19 Feb 2018
On the day before the Income Tax Rate Resolution is debated in the Scottish Parliament, statistics published by the OECD have confirmed that the Scottish economy continues to fall behind the rest of the developed world.
The independent Scottish Fiscal Commission has forecast Scottish GDP growth of just 0.2 per cent in Q4 2017. This compares to GDP growth in the OECD of 0.6 per cent for the same period.
This means that the Scottish economy is only growing at a third of the rate of the OECD as a whole, a third of the rate of the EU and less than half the rate of the UK as a whole.
By contrast, growth for the UK economy as a whole for this period was 0.5 per cent, which is in line with growth in the US, Germany and France.
Tomorrow, in the Scottish Rate Resolution debate in the Scottish Parliament, the SNP will make over one million taxpayers pay more tax than if they lived in the rest of the UK.

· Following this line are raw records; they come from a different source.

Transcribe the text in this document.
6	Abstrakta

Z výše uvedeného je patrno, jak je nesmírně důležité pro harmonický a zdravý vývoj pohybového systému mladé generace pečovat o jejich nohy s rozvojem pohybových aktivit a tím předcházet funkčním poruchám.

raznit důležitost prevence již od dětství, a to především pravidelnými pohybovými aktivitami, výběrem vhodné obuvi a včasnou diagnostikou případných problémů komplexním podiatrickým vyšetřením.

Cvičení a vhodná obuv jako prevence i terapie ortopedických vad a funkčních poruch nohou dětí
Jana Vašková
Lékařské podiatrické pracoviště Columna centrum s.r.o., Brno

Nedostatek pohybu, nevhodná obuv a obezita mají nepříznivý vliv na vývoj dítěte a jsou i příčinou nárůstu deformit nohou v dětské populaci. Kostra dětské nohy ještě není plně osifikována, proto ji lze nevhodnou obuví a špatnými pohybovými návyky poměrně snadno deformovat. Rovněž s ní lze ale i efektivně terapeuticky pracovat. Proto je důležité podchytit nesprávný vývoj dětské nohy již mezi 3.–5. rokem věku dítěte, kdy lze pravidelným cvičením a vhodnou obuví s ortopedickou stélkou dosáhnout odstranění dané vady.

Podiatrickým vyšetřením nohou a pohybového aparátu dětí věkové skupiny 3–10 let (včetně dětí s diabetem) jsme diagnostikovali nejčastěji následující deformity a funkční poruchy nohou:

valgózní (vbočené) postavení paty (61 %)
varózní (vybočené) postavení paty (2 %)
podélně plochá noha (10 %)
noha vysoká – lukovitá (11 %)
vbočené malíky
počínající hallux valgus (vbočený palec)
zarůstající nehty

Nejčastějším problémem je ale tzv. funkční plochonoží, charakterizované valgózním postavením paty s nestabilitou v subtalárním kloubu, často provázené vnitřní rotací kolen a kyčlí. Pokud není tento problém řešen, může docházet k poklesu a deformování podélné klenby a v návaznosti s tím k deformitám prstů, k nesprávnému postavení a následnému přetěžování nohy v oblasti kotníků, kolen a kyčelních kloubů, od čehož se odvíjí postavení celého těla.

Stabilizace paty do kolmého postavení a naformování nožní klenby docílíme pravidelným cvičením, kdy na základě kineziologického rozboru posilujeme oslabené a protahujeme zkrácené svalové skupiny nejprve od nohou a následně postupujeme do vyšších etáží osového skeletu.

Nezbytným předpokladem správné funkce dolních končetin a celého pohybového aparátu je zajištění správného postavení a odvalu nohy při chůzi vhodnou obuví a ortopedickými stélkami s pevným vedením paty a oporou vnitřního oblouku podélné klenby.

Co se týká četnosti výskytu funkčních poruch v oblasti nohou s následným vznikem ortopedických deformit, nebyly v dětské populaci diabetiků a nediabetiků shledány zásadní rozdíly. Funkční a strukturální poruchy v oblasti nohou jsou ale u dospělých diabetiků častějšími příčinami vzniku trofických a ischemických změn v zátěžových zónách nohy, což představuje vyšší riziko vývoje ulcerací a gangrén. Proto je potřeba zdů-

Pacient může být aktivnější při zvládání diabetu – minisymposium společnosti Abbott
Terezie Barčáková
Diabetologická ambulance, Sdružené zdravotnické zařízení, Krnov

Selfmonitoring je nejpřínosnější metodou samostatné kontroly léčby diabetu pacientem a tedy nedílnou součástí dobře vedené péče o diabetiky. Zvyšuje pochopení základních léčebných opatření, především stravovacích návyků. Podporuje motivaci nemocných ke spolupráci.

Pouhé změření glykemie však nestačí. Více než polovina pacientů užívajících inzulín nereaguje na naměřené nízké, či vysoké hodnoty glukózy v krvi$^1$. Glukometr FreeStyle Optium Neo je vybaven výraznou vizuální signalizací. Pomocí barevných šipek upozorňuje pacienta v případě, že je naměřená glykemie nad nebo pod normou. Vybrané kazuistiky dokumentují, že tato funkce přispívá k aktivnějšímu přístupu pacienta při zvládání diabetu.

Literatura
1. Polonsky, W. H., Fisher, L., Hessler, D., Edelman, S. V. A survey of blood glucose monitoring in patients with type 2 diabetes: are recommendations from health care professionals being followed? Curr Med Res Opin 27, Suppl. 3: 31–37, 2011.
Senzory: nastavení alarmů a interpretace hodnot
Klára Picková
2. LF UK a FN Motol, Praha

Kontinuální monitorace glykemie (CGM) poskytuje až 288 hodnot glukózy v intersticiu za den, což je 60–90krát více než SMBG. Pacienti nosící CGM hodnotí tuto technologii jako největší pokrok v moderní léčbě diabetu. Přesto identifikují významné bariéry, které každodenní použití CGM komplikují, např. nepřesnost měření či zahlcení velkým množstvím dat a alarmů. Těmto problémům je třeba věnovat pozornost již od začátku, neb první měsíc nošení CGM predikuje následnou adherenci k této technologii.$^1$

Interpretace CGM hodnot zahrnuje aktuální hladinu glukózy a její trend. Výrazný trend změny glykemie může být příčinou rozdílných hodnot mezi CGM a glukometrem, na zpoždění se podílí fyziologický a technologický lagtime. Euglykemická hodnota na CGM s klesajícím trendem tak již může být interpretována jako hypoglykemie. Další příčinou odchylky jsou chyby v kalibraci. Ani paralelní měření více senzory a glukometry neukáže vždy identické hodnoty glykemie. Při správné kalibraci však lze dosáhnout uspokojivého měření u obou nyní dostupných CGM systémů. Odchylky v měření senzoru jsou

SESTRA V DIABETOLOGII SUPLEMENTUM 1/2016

Scottish Conservative shadow economy secretary, Dean Lockhart said;
”The SNP are about to break a central manifesto promise and raise income taxes while the economy is falling far behind Europe and the UK.
“It is now clear that, after a decade in power, the SNP is responsible for the lowest trends in economic growth for 60 years.
“As leading commentators have highlighted, the SNP cannot continue to blame Brexit as Scotland lags well behind the rest of the UK.
“The SNP’s failure to grow our economy is directly responsible for less money being available for schools, hospitals and public services.
‘’The SNP’s only answer is to raise taxes despite protests from business groups who know this will simply damage the economy further.
“Once again the SNP is making hard-working taxpayers in Scotland pay more and get less.”